I have a use case for precompile(), which I believe deviates a bit from the original intent and implementation of the function (caching of compiled code in the precompile phase for packages, as I understand it).
I’m building a realtime system which loads dynamic code (changes from run to run). Code loading is not performance critical, but later use is. What I’d ideally want is an option to precompile() that will compile all reachable functions for the entire function graph. I haven’t looked at the implementation itself so I’m not sure how big or small and ask this is, but it would be very helpful the way I’m trying to use it. Currently I fall back to warming up my function with different input data to try to exercise all code paths, but this can quickly become complicated.
I do not have an answer for you.
But in view of multiple dispatch, I was wondering: do you know all the types of the arguments (and all combinations thereof) that will be called?
I know the types of arguments I’m calling the function with, and in my case all types in the call chain should be inferable. However, I see your point, in the general case, and possibly in some corner cases I haven’t considered, types are not always statically inferable.
Even worse: that’s not even well-defined in a multiple dispatch language when duck typing gets involved.
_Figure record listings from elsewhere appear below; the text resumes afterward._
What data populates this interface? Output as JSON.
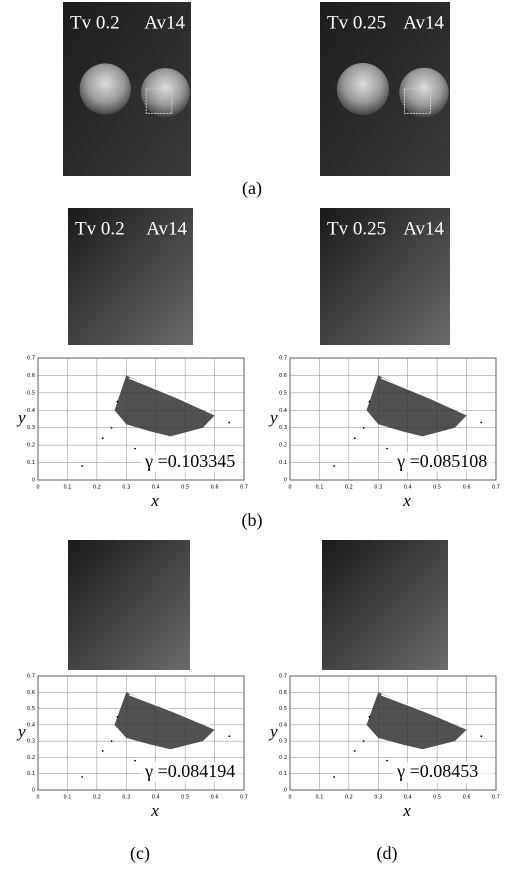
{
  "row_a": {
    "images": [
      {
        "tv": "Tv 0.2",
        "av": "Av14"
      },
      {
        "tv": "Tv 0.25",
        "av": "Av14"
      }
    ],
    "caption": "(a)"
  },
  "row_b": {
    "images": [
      {
        "tv": "Tv 0.2",
        "av": "Av14"
      },
      {
        "tv": "Tv 0.25",
        "av": "Av14"
      }
    ],
    "plots": [
      {
        "gamma": "γ =0.103345"
      },
      {
        "gamma": "γ =0.085108"
      }
    ],
    "caption": "(b)"
  },
  "row_cd": {
    "plots": [
      {
        "gamma": "γ =0.084194",
        "caption": "(c)"
      },
      {
        "gamma": "γ =0.08453",
        "caption": "(d)"
      }
    ]
  },
  "axes": {
    "x_label": "x",
    "y_label": "y",
    "ticks": [
      "0",
      "0.1",
      "0.2",
      "0.3",
      "0.4",
      "0.5",
      "0.6",
      "0.7"
    ]
  }
}
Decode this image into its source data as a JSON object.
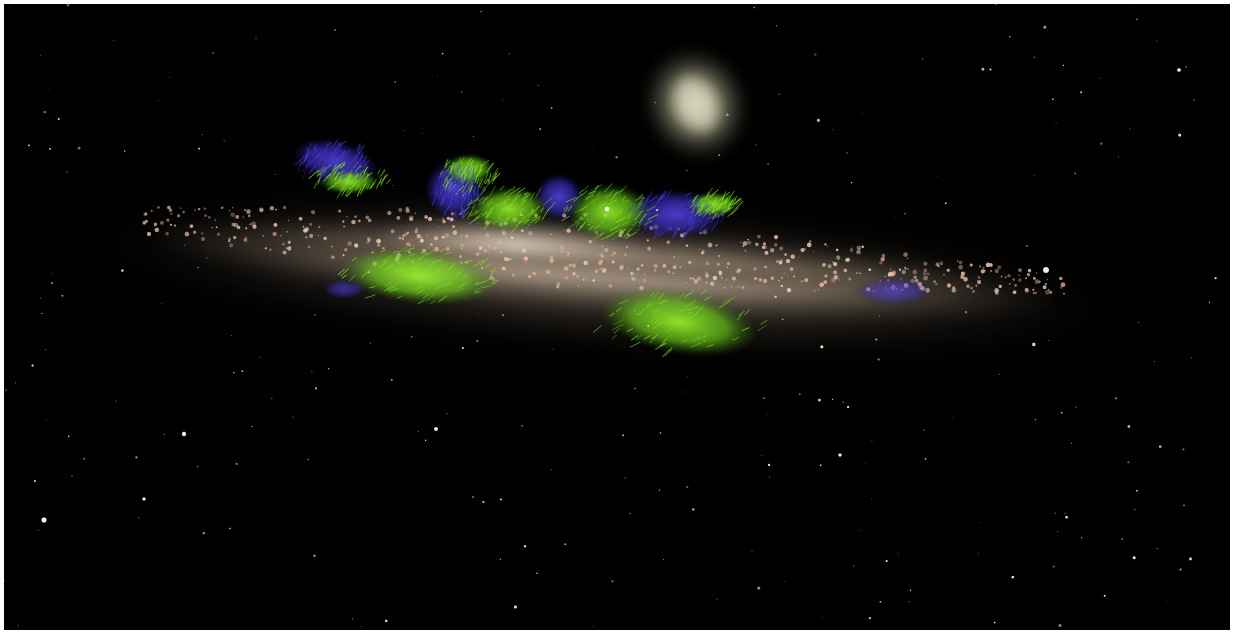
{
  "image": {
    "subject": "edge-on-spiral-galaxy-with-magnetic-field-overlay",
    "colors": {
      "background": "#000000",
      "frame": "#ffffff",
      "galaxy_disk": "#c9b39a",
      "galaxy_core": "#e2d2bd",
      "star_clusters": "#f2b9a6",
      "field_green": "#7fe11c",
      "field_blue": "#4a3fd6",
      "companion_galaxy": "#cfd0b0",
      "stars": "#f4efe6"
    },
    "star_count": 260,
    "cluster_count": 520
  }
}
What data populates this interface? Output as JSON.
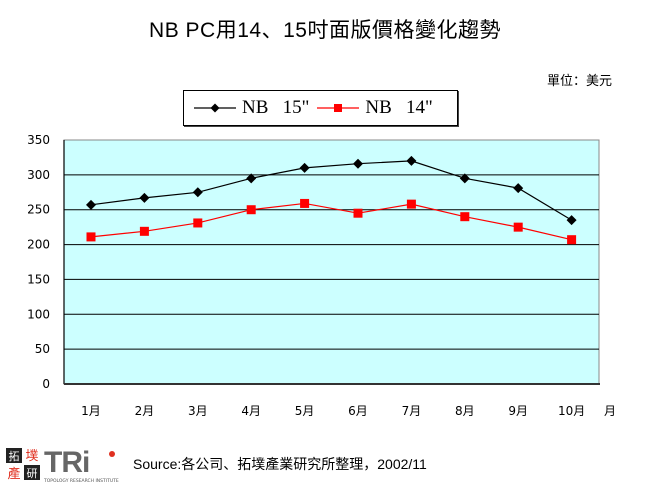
{
  "title": "NB PC用14、15吋面版價格變化趨勢",
  "unit_label": "單位：美元",
  "legend": [
    {
      "label": "NB   15\"",
      "color": "#000000",
      "marker": "diamond"
    },
    {
      "label": "NB   14\"",
      "color": "#ff0000",
      "marker": "square"
    }
  ],
  "footer": {
    "source": "Source:各公司、拓墣產業研究所整理，2002/11",
    "logo_text": "TRi",
    "logo_cn_1": "拓墣",
    "logo_cn_2": "產研",
    "logo_sub": "TOPOLOGY RESEARCH INSTITUTE"
  },
  "colors": {
    "plot_bg": "#ccffff",
    "gridline": "#000000",
    "series_15": "#000000",
    "series_14": "#ff0000"
  },
  "chart_data": {
    "type": "line",
    "title": "NB PC用14、15吋面版價格變化趨勢",
    "xlabel": "月",
    "ylabel": "單位：美元",
    "categories": [
      "1月",
      "2月",
      "3月",
      "4月",
      "5月",
      "6月",
      "7月",
      "8月",
      "9月",
      "10月"
    ],
    "series": [
      {
        "name": "NB 15\"",
        "values": [
          257,
          267,
          275,
          295,
          310,
          316,
          320,
          295,
          281,
          235
        ]
      },
      {
        "name": "NB 14\"",
        "values": [
          211,
          219,
          231,
          250,
          259,
          245,
          258,
          240,
          225,
          207
        ]
      }
    ],
    "yticks": [
      0,
      50,
      100,
      150,
      200,
      250,
      300,
      350
    ],
    "ylim": [
      0,
      350
    ],
    "grid": true,
    "legend_position": "top"
  }
}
But if you do know a set that you want to compile on, then you can do it. This is what SnoopCompile.jl does:
I looked at SnoopCompile.jl, and from what I gather it only records what functions were compiled as a result of invocation. That’s effectively what my warmup does already, and there’s no caching component to this in my system. I only want to compile ahead of time, before realtime events start coming in. The only problem with warmup, that I was hoping the compiler will have enough information to do a better job at (when it can statically determine types) is to do an exhaustive compilation of the call graph.
SnoopCompile creates precompilation statements that invoke Julia’s precompilation on those methods with those arguments. If what you wanted was for Julia to precompile a specific set of methods like your title said, then that does it.
The issue that you’re getting at is that precompilation is not the same as actually caching the compiled function. That is correct. I hope that changes in the future, which would make SnoopCompile a full solution here, but for now it isn’t. Instead, you would need to ahead of time (AOT) compile the headers generated by SnoopCompile. PackageCompiler.jl does just that:
Thanks, I appreciate your help and input. I’ve looked at PackageCompiler as well, and SnoopCompile. I’m either missing something, or I’m not getting across what problem I’m trying to solve.
I have a system that receives code at runtime, scripts for doing event processing and performing online computations. The code for the scripts is not known until loaded, and the combination of scripts loaded (through a DSL for an event processing graph) end up generating new and potentially different and unique code each time. The scope for using existing Julia precompilation tools I think is in compiling ahead of time as much of the functionality that these scripts bind together as possible, but the scripts themselves, and the resulting event processing graph(s) are not precompilable with these tools.
Maybe this was clear already and I’m misunderstanding something. The most natural solution for me would be to have a precompile() that exhaustively compiles the full call graph limited by where types are statically known or not.
Yeah, I don’t think that exists yet. When precompilation becomes more comprehensive then I think something like SnoopCompile which generates the compilation commands you need from that script would be the true answer, but I think you’ll have to wait.